When she drives the bus, she might cause me to fall into people-pleasing behavior, to get angry, to be disobedient, or even spiteful. Becoming aware of this pattern allows me to give her what she needs. If I ignore her, she gets louder. When I stop the bus and fight with her (like getting frustrated or mad at myself), I stop moving toward my desired destination. But when I give her what she needs, she gets quiet, and I keep driving to the destination I’ve chosen.
How Do You Embrace the Passengers on Your Bus?
So, how do you embrace your old versions and give them what they need? Think about who you’ve been throughout your life so far. Visualize these past versions of you. Gently and non-judgmentally check in with them. To act the way they did, what were their unmet needs? Go into your mind, visualize your highest self spending time with those past versions of you, and meet their needs now. What that looks like for me is as I heal some of my issues from childhood, I’ll picture my favorite childhood memories. I envision my highest self doing those things and playing with 4-year-old me. Cuddling with her, reading to her, validating her. This may all sound woo-woo, and I realize that different things work for different people, but it’s been a game changer for me.
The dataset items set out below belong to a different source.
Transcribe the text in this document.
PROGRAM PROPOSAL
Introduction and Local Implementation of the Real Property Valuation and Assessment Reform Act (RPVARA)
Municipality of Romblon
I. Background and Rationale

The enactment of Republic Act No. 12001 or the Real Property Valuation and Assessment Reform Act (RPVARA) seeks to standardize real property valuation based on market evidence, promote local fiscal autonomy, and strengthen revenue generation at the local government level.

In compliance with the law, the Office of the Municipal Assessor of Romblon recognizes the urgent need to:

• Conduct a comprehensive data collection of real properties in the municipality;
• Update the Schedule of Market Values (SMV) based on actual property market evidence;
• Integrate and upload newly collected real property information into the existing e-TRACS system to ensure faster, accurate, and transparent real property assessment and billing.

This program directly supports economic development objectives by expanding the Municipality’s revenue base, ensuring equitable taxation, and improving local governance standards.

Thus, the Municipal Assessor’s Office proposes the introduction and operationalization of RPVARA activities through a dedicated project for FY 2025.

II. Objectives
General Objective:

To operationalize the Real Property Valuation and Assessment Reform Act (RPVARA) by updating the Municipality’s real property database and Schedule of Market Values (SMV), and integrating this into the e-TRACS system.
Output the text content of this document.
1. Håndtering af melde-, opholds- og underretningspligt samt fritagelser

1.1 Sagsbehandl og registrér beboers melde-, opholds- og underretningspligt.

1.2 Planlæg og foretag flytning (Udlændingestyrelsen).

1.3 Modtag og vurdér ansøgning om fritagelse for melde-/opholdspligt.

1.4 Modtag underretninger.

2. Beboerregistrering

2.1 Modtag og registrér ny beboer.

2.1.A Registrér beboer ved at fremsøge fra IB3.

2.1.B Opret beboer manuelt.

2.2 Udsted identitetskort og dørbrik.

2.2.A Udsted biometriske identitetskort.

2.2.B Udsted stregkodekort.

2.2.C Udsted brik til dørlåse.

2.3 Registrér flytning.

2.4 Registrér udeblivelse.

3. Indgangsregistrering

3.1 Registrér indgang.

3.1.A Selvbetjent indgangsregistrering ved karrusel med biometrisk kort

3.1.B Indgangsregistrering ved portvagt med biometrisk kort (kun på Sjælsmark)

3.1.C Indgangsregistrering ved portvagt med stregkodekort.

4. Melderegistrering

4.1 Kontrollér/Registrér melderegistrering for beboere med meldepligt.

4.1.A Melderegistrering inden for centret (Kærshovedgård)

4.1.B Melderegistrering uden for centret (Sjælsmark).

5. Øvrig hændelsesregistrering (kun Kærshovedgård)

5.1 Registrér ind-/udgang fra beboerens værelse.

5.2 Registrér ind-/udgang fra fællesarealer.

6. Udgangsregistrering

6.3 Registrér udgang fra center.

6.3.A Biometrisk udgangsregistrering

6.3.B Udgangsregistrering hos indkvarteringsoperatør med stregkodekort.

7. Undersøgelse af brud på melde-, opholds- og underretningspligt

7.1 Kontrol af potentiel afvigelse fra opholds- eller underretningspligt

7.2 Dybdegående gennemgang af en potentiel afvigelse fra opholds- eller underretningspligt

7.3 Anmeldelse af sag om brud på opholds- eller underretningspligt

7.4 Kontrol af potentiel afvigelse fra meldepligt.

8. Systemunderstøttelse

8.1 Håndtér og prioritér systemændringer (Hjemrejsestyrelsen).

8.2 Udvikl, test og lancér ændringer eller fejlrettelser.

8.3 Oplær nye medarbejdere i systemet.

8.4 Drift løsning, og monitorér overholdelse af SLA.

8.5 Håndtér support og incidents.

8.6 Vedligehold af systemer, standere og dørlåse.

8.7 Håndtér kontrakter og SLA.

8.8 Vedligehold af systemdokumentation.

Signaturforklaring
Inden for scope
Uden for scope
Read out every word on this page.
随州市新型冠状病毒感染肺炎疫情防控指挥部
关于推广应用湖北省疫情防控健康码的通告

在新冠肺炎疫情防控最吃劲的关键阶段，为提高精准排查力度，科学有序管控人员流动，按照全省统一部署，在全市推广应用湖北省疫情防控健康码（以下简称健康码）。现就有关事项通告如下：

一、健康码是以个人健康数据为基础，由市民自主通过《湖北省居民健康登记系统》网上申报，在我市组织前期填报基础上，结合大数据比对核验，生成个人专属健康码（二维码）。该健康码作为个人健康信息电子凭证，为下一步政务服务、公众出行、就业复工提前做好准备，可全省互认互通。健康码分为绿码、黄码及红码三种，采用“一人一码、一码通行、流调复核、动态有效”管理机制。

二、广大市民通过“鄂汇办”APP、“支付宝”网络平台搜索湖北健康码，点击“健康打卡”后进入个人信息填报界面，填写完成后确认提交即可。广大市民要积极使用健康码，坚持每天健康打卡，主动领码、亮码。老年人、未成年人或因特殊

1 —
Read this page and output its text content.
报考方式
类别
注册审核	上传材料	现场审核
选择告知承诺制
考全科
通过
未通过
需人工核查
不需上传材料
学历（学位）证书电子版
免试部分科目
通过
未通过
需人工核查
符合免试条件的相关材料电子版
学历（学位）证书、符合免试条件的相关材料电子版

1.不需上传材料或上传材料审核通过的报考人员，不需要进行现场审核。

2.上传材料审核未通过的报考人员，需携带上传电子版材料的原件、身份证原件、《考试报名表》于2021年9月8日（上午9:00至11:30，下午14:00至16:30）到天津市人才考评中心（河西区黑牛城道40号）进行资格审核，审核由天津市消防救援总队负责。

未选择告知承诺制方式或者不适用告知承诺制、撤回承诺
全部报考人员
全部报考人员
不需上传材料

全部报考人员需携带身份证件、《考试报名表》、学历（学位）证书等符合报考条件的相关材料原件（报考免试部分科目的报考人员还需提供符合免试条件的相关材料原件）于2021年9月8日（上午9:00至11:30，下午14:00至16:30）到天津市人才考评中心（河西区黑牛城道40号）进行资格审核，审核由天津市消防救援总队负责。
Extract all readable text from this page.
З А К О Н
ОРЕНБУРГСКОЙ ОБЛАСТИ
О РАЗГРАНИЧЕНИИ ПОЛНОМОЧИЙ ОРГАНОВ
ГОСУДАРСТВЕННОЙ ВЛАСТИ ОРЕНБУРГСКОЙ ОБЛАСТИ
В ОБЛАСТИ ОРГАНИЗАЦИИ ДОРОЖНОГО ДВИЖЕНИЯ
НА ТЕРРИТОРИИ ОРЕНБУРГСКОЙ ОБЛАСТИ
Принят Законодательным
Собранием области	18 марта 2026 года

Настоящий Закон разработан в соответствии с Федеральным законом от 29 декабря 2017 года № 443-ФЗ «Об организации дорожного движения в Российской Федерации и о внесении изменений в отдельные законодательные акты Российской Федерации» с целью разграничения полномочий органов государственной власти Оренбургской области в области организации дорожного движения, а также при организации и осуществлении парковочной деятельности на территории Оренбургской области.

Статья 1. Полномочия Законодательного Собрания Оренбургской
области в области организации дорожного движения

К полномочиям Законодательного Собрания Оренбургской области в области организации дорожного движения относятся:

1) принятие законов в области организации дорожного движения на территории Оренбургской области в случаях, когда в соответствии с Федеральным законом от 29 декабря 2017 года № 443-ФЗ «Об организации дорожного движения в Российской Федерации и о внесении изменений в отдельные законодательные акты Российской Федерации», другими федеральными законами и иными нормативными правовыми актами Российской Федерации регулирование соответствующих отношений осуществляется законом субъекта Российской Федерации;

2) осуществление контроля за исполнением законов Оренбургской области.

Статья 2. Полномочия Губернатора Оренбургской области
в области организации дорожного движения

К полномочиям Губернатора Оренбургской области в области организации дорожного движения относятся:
So remember, the past versions of you are passengers on your bus, and they always will be. Have compassion for yourself and those versions of you. Self-compassion is powerful! Become aware of them. Acknowledge them. Spend time with them.
Be warned: the past versions you dislike will pop up while you’re LEVELING UP. If you’re unaware of them, they’ll start driving the bus, take you on a detour, and find a way to sabotage you.
The Bottom Line
We all have baggage and wounds, and we’d all be a lot better off if we stopped judging ourselves and each other for our past and present.
As the Bible says, let the one without sin cast the first stone.
We all have our shit. And no one talks about it. That is why I am! Trust me, I am still working through many things, and I’m far from perfect, but I’m done pretending I am, and I want you to be done with it, too.
In closing, don’t let your past hold you back anymore. Embrace your past and embrace your future.